Anthony Wright Reflects on Fatherhood and Father’s Day Post-Exoneration

06.16.17 By Carlita Salazar

Anthony Wright at the 2017 Innocence Network Conference in San Diego, CA. Photo by Erin G. Wesley.

Anthony Wright at the 2017 Innocence Network Conference in San Diego, CA. Photo by Erin G. Wesley.

For Father’s Day we interviewed some of our exonerated clients who spent years–sometimes decades–in prison, separated from their children. We are thrilled that they are finally free and reunited with their loved ones. We also take this time to think about the countless number of fathers in prison who are still fighting for justice.

Name: Anthony Wright
Exoneration Day: August 23, 2016

Last year when the Innocence Blog spoke to you for Father’s Day, you were still wrongfully incarcerated. Following your exoneration at your retrial last August, you were released. What have the past nine months been like for you as a father and grandfather?

It’s amazing and it’s weird. For so long I was on the inside looking out. It was hard to know what life was going to be like on the outside. Since being released and at home, it’s been the best time but it’s been a hard time.

There’s a lot that my son and I are still trying to figure out. We’ve had disagreements since I’ve been out; sometimes we go a little while without speaking. That’s never happened before. For 25 years when I was in prison, we worked hard to maintain communication. We didn’t argue. It’s an adjustment now.

Anthony Wright’s son, Tony Jr., and granddaughter.

And it’s about more than just me and him now; there’s also my granddaughter. She’s got me wrapped around her finger. My son recently got married and moved to Ohio, so now I don’t get to see her as much. But we FaceTime all the time. And he’s bringing her to spend the summer with me. It’s going to be such a good time. We’re going to have a lot of fun.

What are your plans for Father’s Day?

My son is coming out to see me. I’ve already told people, “Don’t call me on Father’s Day. Don’t ask me to do anything. I’m going to be with my son.” I just want to spend time with him.

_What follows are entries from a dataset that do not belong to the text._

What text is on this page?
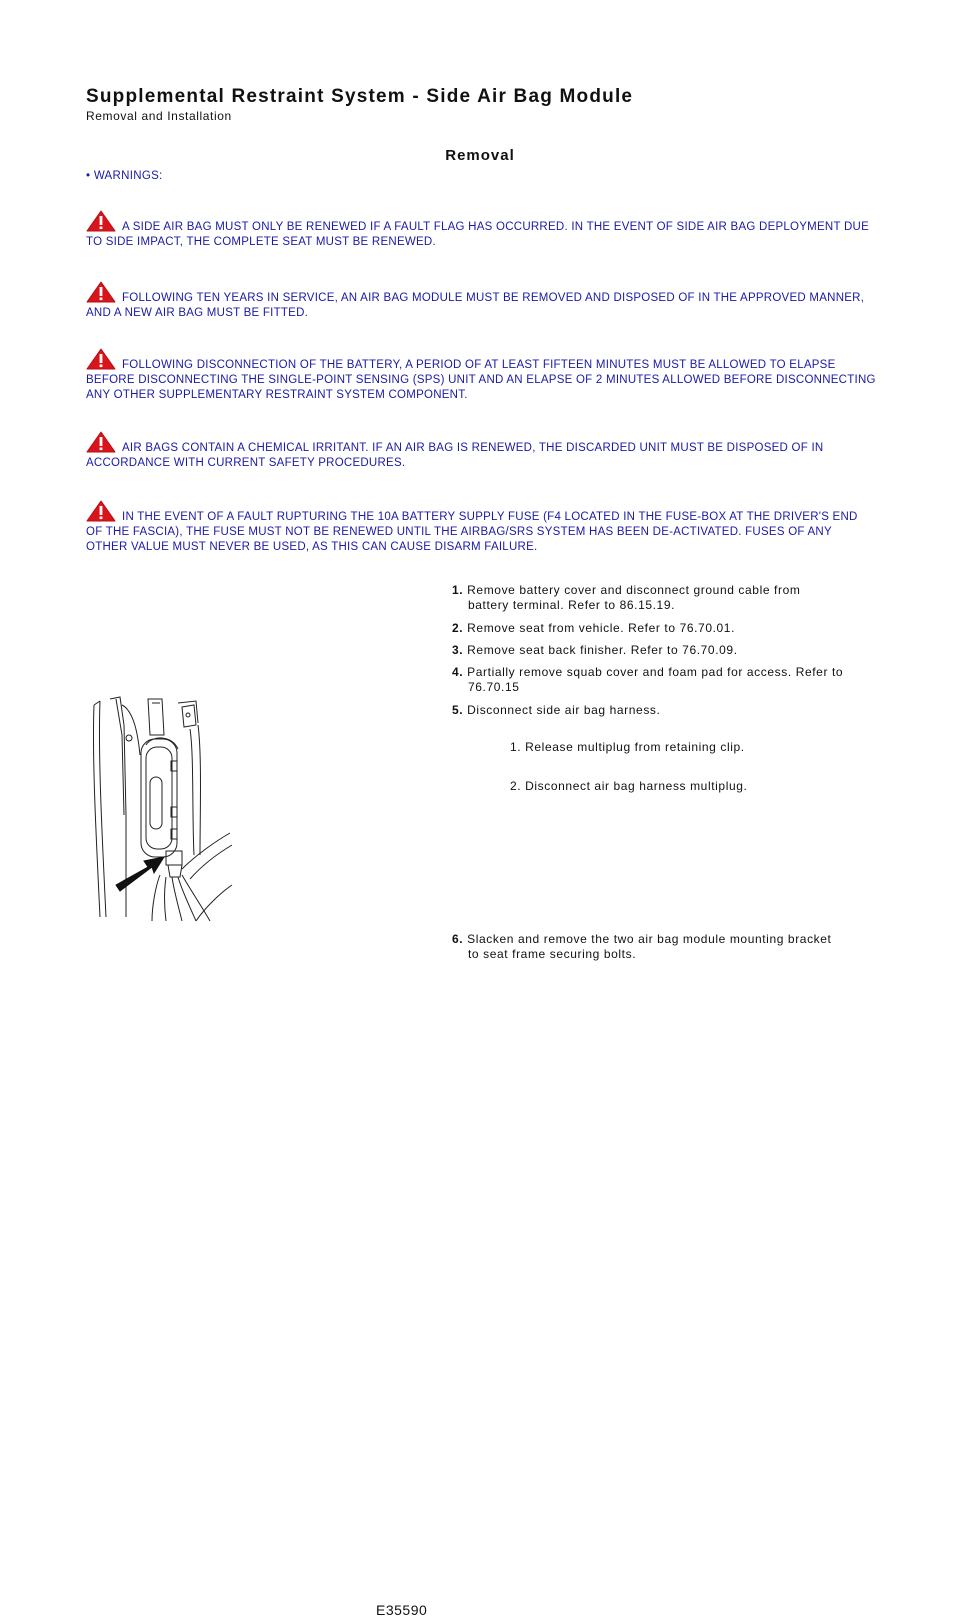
Supplemental Restraint System - Side Air Bag Module
Removal and Installation
Removal
• WARNINGS:
A SIDE AIR BAG MUST ONLY BE RENEWED IF A FAULT FLAG HAS OCCURRED. IN THE EVENT OF SIDE AIR BAG DEPLOYMENT DUE TO SIDE IMPACT, THE COMPLETE SEAT MUST BE RENEWED.
FOLLOWING TEN YEARS IN SERVICE, AN AIR BAG MODULE MUST BE REMOVED AND DISPOSED OF IN THE APPROVED MANNER, AND A NEW AIR BAG MUST BE FITTED.
FOLLOWING DISCONNECTION OF THE BATTERY, A PERIOD OF AT LEAST FIFTEEN MINUTES MUST BE ALLOWED TO ELAPSE BEFORE DISCONNECTING THE SINGLE-POINT SENSING (SPS) UNIT AND AN ELAPSE OF 2 MINUTES ALLOWED BEFORE DISCONNECTING ANY OTHER SUPPLEMENTARY RESTRAINT SYSTEM COMPONENT.
AIR BAGS CONTAIN A CHEMICAL IRRITANT. IF AN AIR BAG IS RENEWED, THE DISCARDED UNIT MUST BE DISPOSED OF IN ACCORDANCE WITH CURRENT SAFETY PROCEDURES.
IN THE EVENT OF A FAULT RUPTURING THE 10A BATTERY SUPPLY FUSE (F4 LOCATED IN THE FUSE-BOX AT THE DRIVER'S END OF THE FASCIA), THE FUSE MUST NOT BE RENEWED UNTIL THE AIRBAG/SRS SYSTEM HAS BEEN DE-ACTIVATED. FUSES OF ANY OTHER VALUE MUST NEVER BE USED, AS THIS CAN CAUSE DISARM FAILURE.
1. Remove battery cover and disconnect ground cable from
battery terminal. Refer to 86.15.19.
2. Remove seat from vehicle. Refer to 76.70.01.
3. Remove seat back finisher. Refer to 76.70.09.
4. Partially remove squab cover and foam pad for access. Refer to
76.70.15
5. Disconnect side air bag harness.
1. Release multiplug from retaining clip.
2. Disconnect air bag harness multiplug.
6. Slacken and remove the two air bag module mounting bracket
to seat frame securing bolts.
E35590
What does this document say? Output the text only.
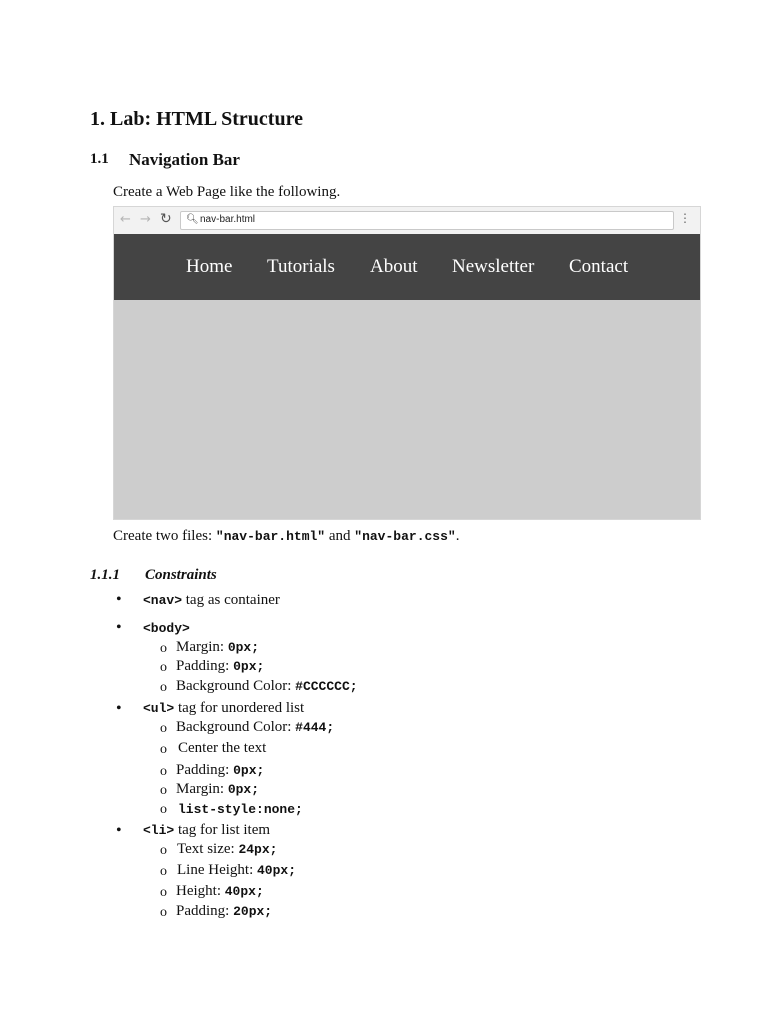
1. Lab: HTML Structure
1.1 Navigation Bar
Create a Web Page like the following.
← → ↻ 🔍︎ nav-bar.html	⋮
Home Tutorials About Newsletter Contact
Create two files: "nav-bar.html" and "nav-bar.css".
1.1.1 Constraints
• <nav> tag as container
• <body>
o Margin: 0px;
o Padding: 0px;
o Background Color: #CCCCCC;
• <ul> tag for unordered list
o Background Color: #444;
o Center the text
o Padding: 0px;
o Margin: 0px;
o list-style:none;
• <li> tag for list item
o Text size: 24px;
o Line Height: 40px;
o Height: 40px;
o Padding: 20px;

We’re going to go out to eat. We’re going to see a Phillies game. We’re going to Dave & Busters to play some games. It’s going to be amazing for us to just be together.

While he’s visiting, a sports documentary film crew will be following us. We’re going to go to his high school where he played football. And then we’re going to one of the prison facilities where I was wrongly incarcerated and played football.

You know, my son’s football career was such a highlight for me when I was in prison. On Friday nights after his local games, I would be in my cell, tuned in to the local news station so that I could hear how he had done that night. My friends would be in their cells watching other channels. As soon as they’d hear his name on the news they’d yell, “Yo, Tony! I see Tony Jr. on TV!”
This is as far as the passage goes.